Мы уже высоко поднялись на гору, когда я вдруг почувствовал под ногами тропинку. Полого уходя вверх, она опоясывала гору и в полукилометре от нас делала крутой поворот и пропадала в скалах. В гору мы карабкались цепью, здесь нам пришлось пойти гуськом - впереди Гумай и кочевник с двухстволкой, позади них - чайханщик, еще отступя - мы с Бостаном и в хвосте - молодой человек, наш ночной рассказчик.

Теперь мы не шли, мы почти бежали, и, видимо, это обеспокоило беглецов, потому что один раз они остановились и перезарядили револьверы. Гумай заметил на песке капли крови и сказал, что, по видимому, стрелял в чайхане не зря и одному из них, тому, что хромает, все-таки досталось.

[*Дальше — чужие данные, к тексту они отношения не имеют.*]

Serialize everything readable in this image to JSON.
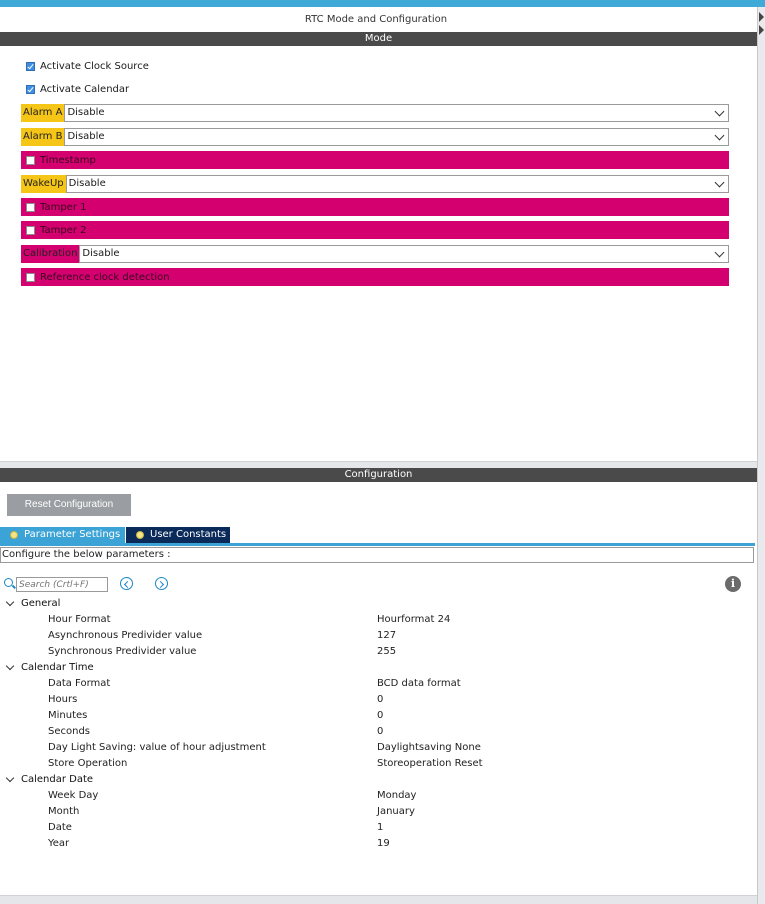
{
  "window": {
    "title": "RTC Mode and Configuration"
  },
  "mode": {
    "header": "Mode",
    "activate_clock_source": {
      "label": "Activate Clock Source",
      "checked": true
    },
    "activate_calendar": {
      "label": "Activate Calendar",
      "checked": true
    },
    "alarm_a": {
      "label": "Alarm A",
      "value": "Disable"
    },
    "alarm_b": {
      "label": "Alarm B",
      "value": "Disable"
    },
    "timestamp": {
      "label": "Timestamp",
      "checked": false
    },
    "wakeup": {
      "label": "WakeUp",
      "value": "Disable"
    },
    "tamper1": {
      "label": "Tamper 1",
      "checked": false
    },
    "tamper2": {
      "label": "Tamper 2",
      "checked": false
    },
    "calibration": {
      "label": "Calibration",
      "value": "Disable"
    },
    "ref_clock": {
      "label": "Reference clock detection",
      "checked": false
    }
  },
  "configuration": {
    "header": "Configuration",
    "reset_label": "Reset Configuration",
    "tabs": [
      {
        "label": "Parameter Settings",
        "active": true
      },
      {
        "label": "User Constants",
        "active": false
      }
    ],
    "hint": "Configure the below parameters :",
    "search": {
      "placeholder": "Search (Crtl+F)"
    },
    "info_glyph": "i",
    "groups": [
      {
        "name": "General",
        "params": [
          {
            "name": "Hour Format",
            "value": "Hourformat 24"
          },
          {
            "name": "Asynchronous Predivider value",
            "value": "127"
          },
          {
            "name": "Synchronous Predivider value",
            "value": "255"
          }
        ]
      },
      {
        "name": "Calendar Time",
        "params": [
          {
            "name": "Data Format",
            "value": "BCD data format"
          },
          {
            "name": "Hours",
            "value": "0"
          },
          {
            "name": "Minutes",
            "value": "0"
          },
          {
            "name": "Seconds",
            "value": "0"
          },
          {
            "name": "Day Light Saving: value of hour adjustment",
            "value": "Daylightsaving None"
          },
          {
            "name": "Store Operation",
            "value": "Storeoperation Reset"
          }
        ]
      },
      {
        "name": "Calendar Date",
        "params": [
          {
            "name": "Week Day",
            "value": "Monday"
          },
          {
            "name": "Month",
            "value": "January"
          },
          {
            "name": "Date",
            "value": "1"
          },
          {
            "name": "Year",
            "value": "19"
          }
        ]
      }
    ]
  },
  "colors": {
    "accent_blue": "#3ba3d6",
    "dark_tab": "#0a2a5a",
    "warning_yellow": "#f5c518",
    "conflict_pink": "#d4006f",
    "header_gray": "#4a4a4a"
  }
}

В это время те, за кем мы гнались, подошли к повороту тропинки и скрылись за ним. Тогда молодой человек, наш рассказчик, ни с того ни с сего начал смеяться. Я еще раньше заметил, что он на бегу бормочет что-то под нос себе, будто бы спорит сам с собой, и слышал его невнятные восклицания: «Ну, конечно, это так. Ах! Дураки! Вот опрометчивые люди! Неужели они сами не могут догадаться?»

- Что случилось? - окликнул его чайханщик, но он продолжал бежать, не отвечая и посмеиваясь про себя, с непонятной веселостью.

Нам все труднее и труднее становилось продвигаться дальше. Тропинка сузилась до полушага. По одну ее сторону стеной поднимались отвесные скалы, по другую был обрыв. Ночной переход с караваном муллы приучил меня гулять по таким местам, по которым в былое время я бы не отважился пройти ни за какие подарки, но когда тропинка сузилась до полушага, я на бегу посмотрел себе под ноги, - мне пришлось остановиться и отвернуться лицом к скале.

- Вперед, мальчики, вперед! - торопил нас веселый молодой человек. Но не мне одному становилось не по себе. Милиционер и кочевник, привычные к высотам, давно уже опередили нас, но все чаще Бостан косился под ноги и боком жался к скале чайханщик.

- Я, кажется, здесь отстану, - слабо сказал он и повернул к нам свое бледное лицо. - Я всю жизнь прожил на равнине, и такие путешествия не для меня, нет, не для меня. Куда ведет эта чертова тропинка?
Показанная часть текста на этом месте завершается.